Friday, 22 de November de 2024 ISSN 1519-7670 - Ano 24 - nº 1315

Marcelo Beraba

‘O papa João Paulo 1º morreu na noite do dia 28 de setembro de 1978, uma quinta-feira, mas sua morte só foi descoberta no início da manhã de sexta, por volta das 4h30, horário de Roma. No Brasil, ainda era madrugada.

Naquela época, quase todos os jornais brasileiros começavam a ser impressos depois da meia-noite. As máquinas já rodavam quando a notícia chegou ao Brasil, via telex. O jornalista Henrique Caban, então chefe da Redação do ‘Globo’, se lembra de que foi acordado pelo secretário da madrugada, por volta das 2h, com o pedido de autorização para parar as rotativas e trocar a manchete.

Algo parecido aconteceu nas principais Redações. A Folha começou a imprimir sua edição do dia 29 com uma manchete sobre a localização da usina nuclear: ‘Angra é sujeita a terremoto’. De madrugada, trocou o título: ‘O papa João Paulo 1º morreu’.

No período de 26 anos que separam as mortes de João Paulo 1º da de João Paulo 2º houve uma revolução nos jornais.
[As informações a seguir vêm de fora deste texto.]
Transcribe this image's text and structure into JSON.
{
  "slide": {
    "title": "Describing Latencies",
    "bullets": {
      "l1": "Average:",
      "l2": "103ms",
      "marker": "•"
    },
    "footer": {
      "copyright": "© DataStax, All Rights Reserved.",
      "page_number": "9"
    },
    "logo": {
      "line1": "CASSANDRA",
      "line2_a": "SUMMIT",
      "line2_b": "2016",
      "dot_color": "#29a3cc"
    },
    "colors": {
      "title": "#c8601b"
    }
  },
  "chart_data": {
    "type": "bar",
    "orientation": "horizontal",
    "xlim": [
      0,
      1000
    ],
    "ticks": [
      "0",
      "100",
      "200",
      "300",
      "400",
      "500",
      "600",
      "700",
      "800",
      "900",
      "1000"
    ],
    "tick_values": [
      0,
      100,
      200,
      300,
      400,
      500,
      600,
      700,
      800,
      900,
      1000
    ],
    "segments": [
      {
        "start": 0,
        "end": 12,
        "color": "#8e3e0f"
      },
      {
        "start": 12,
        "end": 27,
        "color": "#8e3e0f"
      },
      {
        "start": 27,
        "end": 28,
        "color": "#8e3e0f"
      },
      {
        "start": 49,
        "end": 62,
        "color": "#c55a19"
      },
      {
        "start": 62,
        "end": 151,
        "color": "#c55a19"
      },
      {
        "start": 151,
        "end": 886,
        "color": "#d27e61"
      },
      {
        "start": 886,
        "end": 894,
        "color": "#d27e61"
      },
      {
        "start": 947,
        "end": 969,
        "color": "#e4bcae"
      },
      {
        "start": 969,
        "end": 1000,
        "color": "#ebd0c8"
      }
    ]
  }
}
Telex, máquinas de escrever, arquivos em papel, impressão depois da meia-noite – isso tudo ficou para trás, não há nem sequer memória nas Redações.

Erros e acertos

Os jornais melhoraram neste quarto de século? Não há dúvida. Têm mais recursos tecnológicos, as empresas estão mais bem estruturadas e, no geral, oferecem um produto mais bem feito.
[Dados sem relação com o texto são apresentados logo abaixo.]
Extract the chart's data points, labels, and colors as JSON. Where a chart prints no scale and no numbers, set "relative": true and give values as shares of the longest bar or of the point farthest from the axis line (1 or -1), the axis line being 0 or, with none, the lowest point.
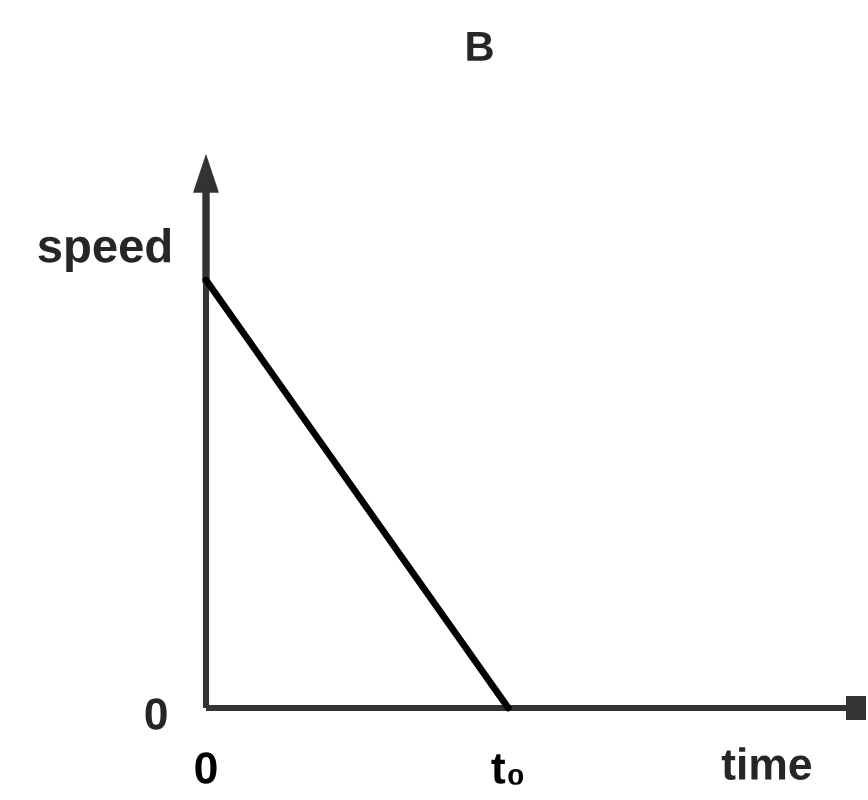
{
  "chart_data": {
    "type": "line",
    "title": "B",
    "xlabel": "time",
    "ylabel": "speed",
    "relative": true,
    "categories": [
      "0",
      "t₀"
    ],
    "values": [
      1,
      0
    ],
    "color": "#000000",
    "line_style": "solid",
    "annotations": [
      "0"
    ],
    "grid": false
  }
}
A morte de João Paulo 1º foi uma grande surpresa. Ninguém esperava um pontificado tão curto, de apenas 33 dias. No dia do anúncio, sexta, a Folha substituiu a manchete com notícias das agências internacionais e limitou a cobertura à primeira página, com uma foto.

No sábado, saiu com uma edição de cinco páginas e um editorial. Publicou, então, textos enviados por seus correspondentes em Roma, Pedro del Picchia, e em Nova York, Paulo Francis. Há uma página biográfica assinada por Gerardo Mello Mourão, uma análise da UPI e um texto de Newton Carlos sobre a eleição do novo papa. No domingo, o jornal circulou com quatro páginas sobre o assunto.

A edição da Folha de domingo passado tinha 14 páginas e meia. Em comum com as edições de 1978 havia apenas a assinatura de Gerardo Mello Mourão.

Os jornais se beneficiam hoje do volume quase infinito de informações disponíveis sobre qualquer assunto e da instantaneidade da comunicação. O agravamento da doença do papa nos últimos anos deu a todos tempo para planejar e produzir com calma a edição da morte. Por isso, puderam oferecer mais textos históricos e analíticos. Mesmo assim, erraram.

A Folha informou, na terça-feira, que o papa não havia deixado testamento. E não publicou, na quarta, a íntegra da polêmica entrevista em que o cardeal d. Eusébio Scheid, do Rio, diz, entre outras coisas, que Lula não é católico, mas ‘caótico’.

De positivo, o jornal teve despachos de Roma bem informados e bem escritos enviados por Clóvis Rossi, teve um material de apoio produzido por um especialista, o professor Paulo Daniel Farah, não entrou na torcida nacionalista e inócua pela eleição de d. Cláudio Hummes e, na sexta, foi o único dos grandes jornais a questionar a interpretação corrente, e aparentemente errada, de que no testamento o papa cogitara renunciar.

Jornal velho

Há, no entanto, um problema grave nesta cobertura. Apesar de a morte ter ocorrido na tarde de sábado (16h37 no horário de Brasília), milhares de leitores receberam seus jornais, no domingo, sem a notícia.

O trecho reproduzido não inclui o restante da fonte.